Nevertheless, Trump believes it is possible to over-commit to a possible deal. He counsels that “I never get too attached to one deal or one approach.” Similarly, he cautions against desperation—or at least showing it: “The worst thing you can possibly do in a deal is seem desperate to make it. That makes the other guy smell blood, and then you’re dead.” Many observers were mystified by Trump’s reaction to Zelensky’s comments in their Oval Office meeting. But with an understanding of his strategic aversion to desperation, the meeting makes a lot more sense, and it’s easier to see why the Ukrainian’s visit ended without a signed agreement. Indeed, Trump’s approach was vindicated only days later, when he told Congress that Zelensky had since written that “Ukraine is ready to come to the negotiating table as soon as possible.”
For those alarmed by Trump’s approach (like so many opinion writers in the newspapers), there is much more wisdom to be gained by familiarizing oneself with The Art of the Deal. During Trump’s first term, journalists developed a monomaniacal focus on “fact-checking” Trump’s claims. Often the statements that they deemed “false” were obvious exaggerations, and in some cases, they “fact-checked” statements of opinion.
If Trump’s critics insist upon interpreting Trump’s comments literally when they were clearly not intended to be, they shouldn’t be surprised when they find that he’s a “liar.” In The Art of the Deal, Trump unequivocally admits to strategic exaggeration: “The final key to the way I promote is bravado. I play to people’s fantasies.… That’s why a little hyperbole never hurts.… I call it truthful hyperbole. It’s an innocent form of exaggeration—and a very effective form of promotion.” Journalists would understand Trump better if they could keep this concept of “truthful hyperbole” at the front of their minds.
Of course, Trump’s communication tactics can be chaotic. But again, critics miss that chaos can play an effective role in the process of persuasion. In The Art of the Deal, the president again shows that he grasps this fundamental principle: “Sometimes it pays to be a little wild.” Discussing the prospect of one deal, Trump says “What the hell?… I’ll wing it and things will work out.” This extemporaneity can be a critical tool in negotiation—the ability to rapidly adapt to a developing situation is a key skill for any leader. And often, Trump’s unpredictability is a means to maximize potential opportunities. “I like to keep as many options open as I can,” he says.

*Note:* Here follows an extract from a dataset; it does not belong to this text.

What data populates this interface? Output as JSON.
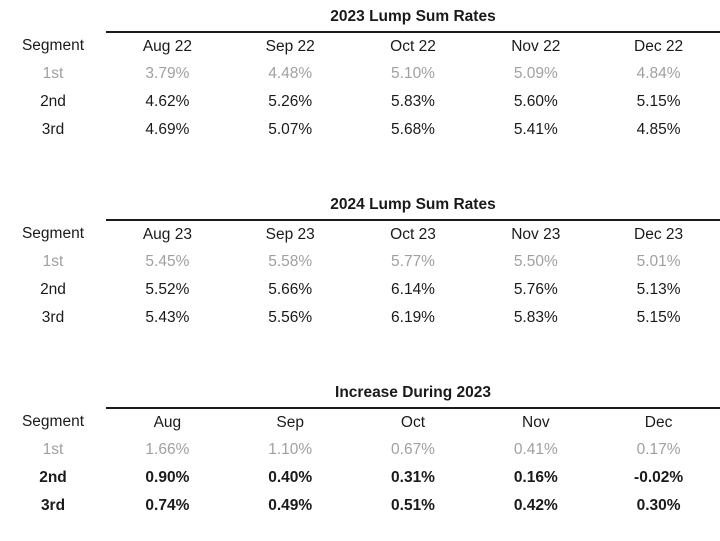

It is undeniable that Trump’s style in communication is much different than the conciliatory approach that has been championed by the presidents of the last 30 years. But it’s also clear that the conciliatory approach—where our government enters the negotiation prepared and even eager to make sacrifices—has caused material harm for the American people. Consider the economic effects of the North American Free Trade Agreement (NAFTA), or the fact that our ships now pay to make use of a canal in Panama that Americans built. The Paris Climate accord and the Obama administration’s payments to Iran serve as other examples.
Trump doesn’t just disdain the conciliatory approach—his mindset makes it incomprehensible. He sees that it has costs for Americans, and he’s tired of us coming out on the losing end. Trump notes that “most people think small because most people are afraid of success, afraid of making decisions, afraid of winning. And that gives people like me a great advantage.” When he wrote those words, he was still leveraging his dealmaking talents for personal gain. Now he applies that strategy on behalf of America and its people. All too often, the people who express concern over his communication and negotiating style are the same ones who are “afraid of winning.” Until they understand the basic premises of Trump’s approach—and grasp how well it has served him over a half a century—they will never appreciate the wins that it gives to the American people.